Storing time in the model

Everytime update receives an UpdateTime action it stores the passed timestamp in the model. This can now be used in the view function to display the current time or for doing other logic with it whenever an action comes in.

UpdateTime time ->
  { model | time = time }

I also added another action UpdateTimestamp to store a specific timestamp, which is used to toggle the visibility of the button. It takes the current time from the model, adds 5000 milliseconds and stores this timestamp in the model as well:

UpdateTimestamp ->
  { model | timestamp = model.time + 5000 }

Hiding the button

The view function now receives everything it needs to compute the difference between model.time and model.timestamp which decides when to hide or show the button:

if model.time - model.timestamp > 0 then
  button [ onClick address UpdateTimestamp ] [ text "wait 5 seconds" ]
else
  node "noscript" [] []

I used <noscript> here to not display anything while the button is hidden.
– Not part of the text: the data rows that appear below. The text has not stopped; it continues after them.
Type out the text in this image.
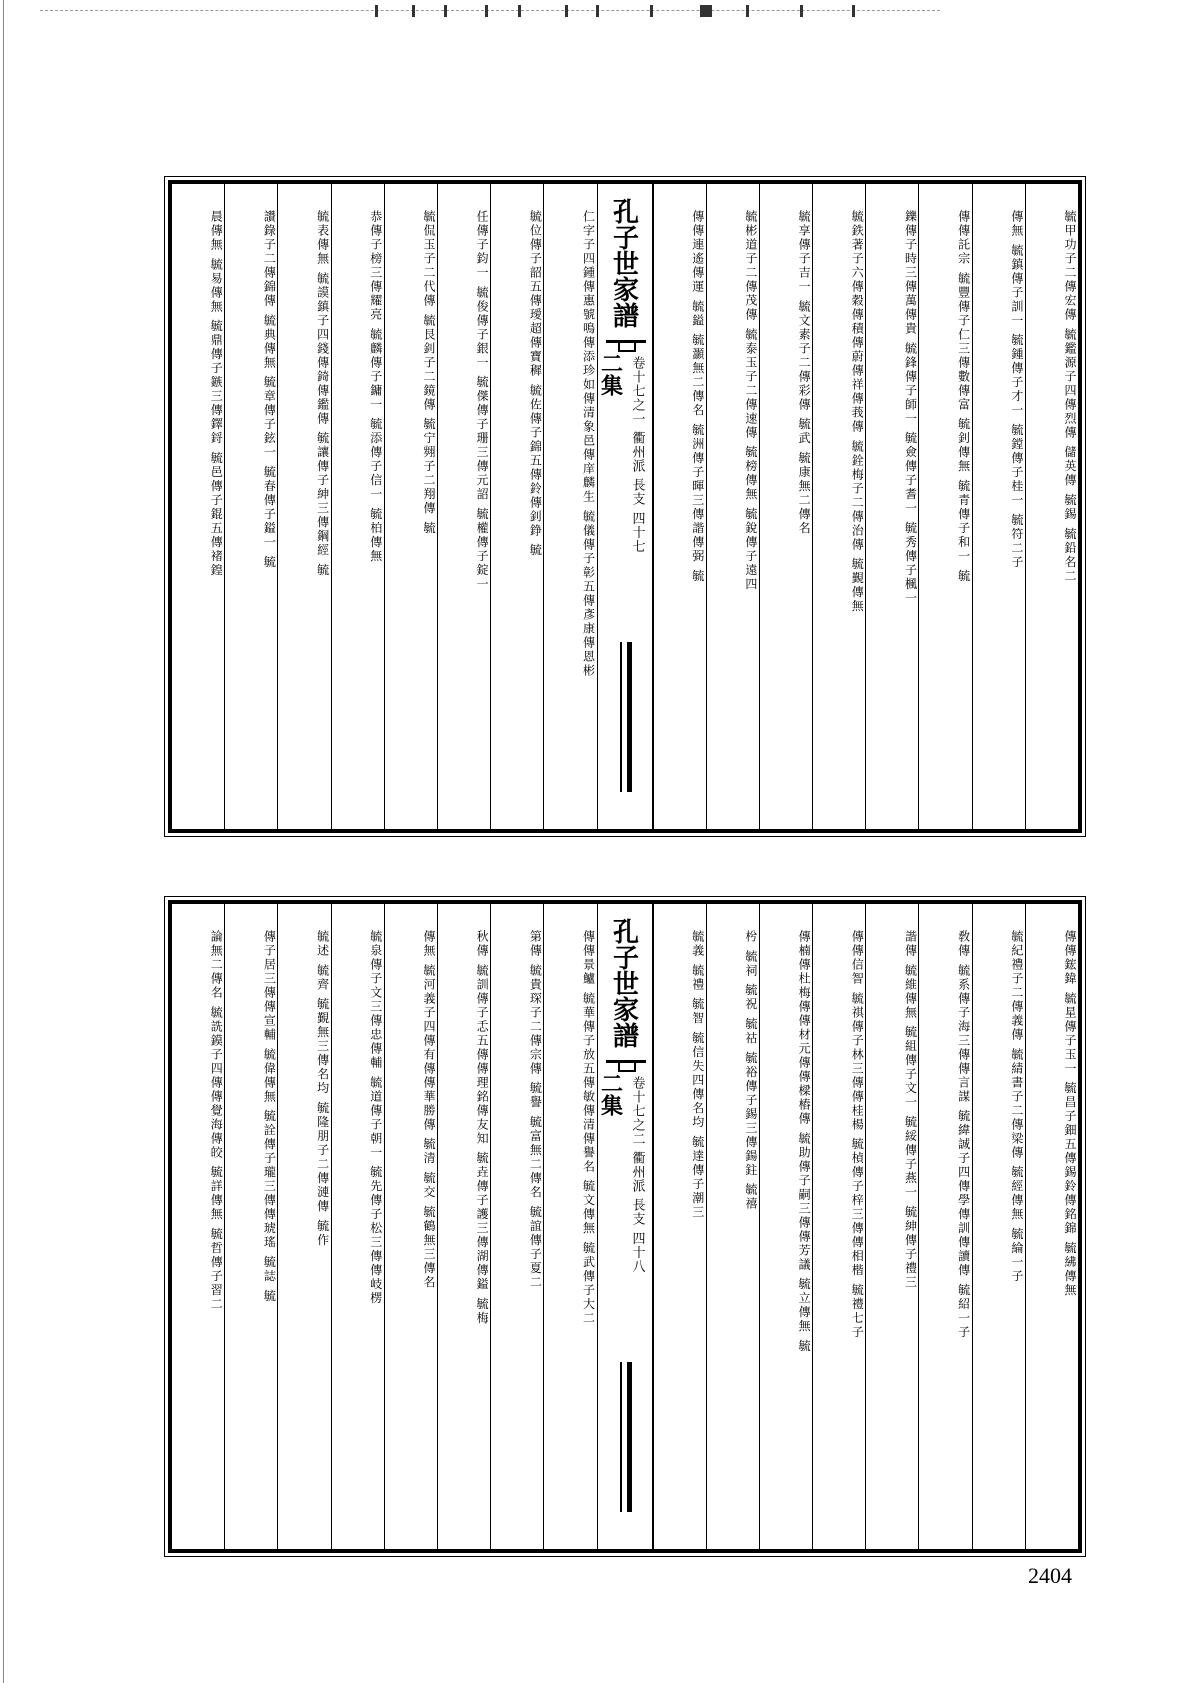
毓甲功子二傳宏傳 毓鑑源子四傳烈傳 儲英傳 毓錫 毓鉛名二
傳無 毓鎮傳子訓一 毓鍾傳子才一 毓鏜傳子桂一 毓符二子
傳傳託宗 毓豐傳子仁三傳數傳富 毓釗傳無 毓青傳子和一 毓
鑠傳子時三傳萬傳貴 毓鋒傳子師一 毓僉傳子耆一 毓秀傳子楓一
毓鉄著子六傳穀傳積傳蔚傳祥傳莪傳 毓銓梅子二傳治傳 毓覲傳無
毓享傳子吉一 毓文素子二傳彩傳 毓武 毓康無二傳名
毓彬道子二傳茂傳 毓泰玉子二傳速傳 毓榜傳無 毓銳傳子遠四
傳傳連遙傳運 毓鎰 毓灝無二傳名 毓洲傳子暉三傳諧傳弼 毓
孔子世家譜
二集 卷十七之一 衢州派 長支 四十七
仁字子四鍾傳惠號鳴傳添珍如傳清象邑傳庠麟生 毓儀傳子彰五傳彥康傳恩彬
毓位傳子韶五傳璦超傳寶穉 毓佐傳子錦五傳鈴傳釗錚 毓
任傳子鈞一 毓俊傳子銀一 毓傑傳子珊三傳元詔 毓權傳子錠一
毓侃玉子二代傳 毓艮釗子二鏡傳 毓宁翙子二翔傳 毓
恭傳子榜三傳耀亮 毓麟傳子鏞一 毓添傳子信一 毓柏傳無
毓表傳無 毓謨鎮子四錢傳錡傳鑑傳 毓讓傳子紳三傳鋼經 毓
讚錄子二傳錦傳 毓典傳無 毓章傳子鉉一 毓春傳子鎰一 毓
晨傳無 毓易傳無 毓鼎傳子鏃三傳鐸鋝 毓邑傳子錕五傳褚鍠
傳傳鋐鍏 毓星傳子玉一 毓昌子鈿五傳錫鈴傳銘錦 毓紼傳無
毓紀禮子二傳義傳 毓綪書子二傳梁傳 毓經傳無 毓綸一子
敎傳 毓系傳子海三傳傳言謀 毓緯誠子四傳學傳訓傳讀傳 毓紹一子
諧傳 毓維傳無 毓組傳子文一 毓綏傳子燕一 毓紳傳子禮三
傳傳信智 毓祺傳子林三傳傳桂楊 毓楨傳子梓三傳傳相楷 毓禮七子
傳楠傳杜梅傳傳材元傳傳樑樁傳 毓助傳子嗣三傳傳芳議 毓立傳無 毓
枍 毓祠 毓祝 毓祜 毓裕傳子錫三傳鍚鉒 毓禧
毓義 毓禮 毓智 毓信失四傳名均 毓達傳子潮三
孔子世家譜
二集 卷十七之二 衢州派 長支 四十八
傳傳景鱸 毓華傳子放五傳敏傳清傳譽名 毓文傳無 毓武傳子大二
第傳 毓貴琛子二傳宗傳 毓譽 毓富無二傳名 毓誼傳子夏二
秋傳 毓訓傳子忎五傳傳理銘傳友知 毓垚傳子護三傳湖傳鎰 毓梅
傳無 毓河義子四傳有傳傳華勝傳 毓清 毓交 毓鶴無三傳名
毓泉傳子文三傳忠傳輔 毓道傳子朝一 毓先傳子松三傳傳岐楞
毓述 毓齊 毓覲無三傳名均 毓隆朋子二傳漣傳 毓作
傳子居三傳傳宣輔 毓偉傳無 毓詮傳子瓏三傳傳琥瑤 毓誌 毓
論無二傳名 毓詵鏌子四傳傳覺海傳皎 毓詳傳無 毓哲傳子習二
2404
When the button is shown, clicks send the UpdateTimestamp action, which updates model.timestamp and therefore hides the button for the next 5 seconds.

Conclusion

Once there is an always up-to-date timestamp in the app’s model, it is easy to deal with time in Elm. I hope this example could get you started with adding time based logic to your Elm applications. As mentioned earlier the full example code is on GitHub.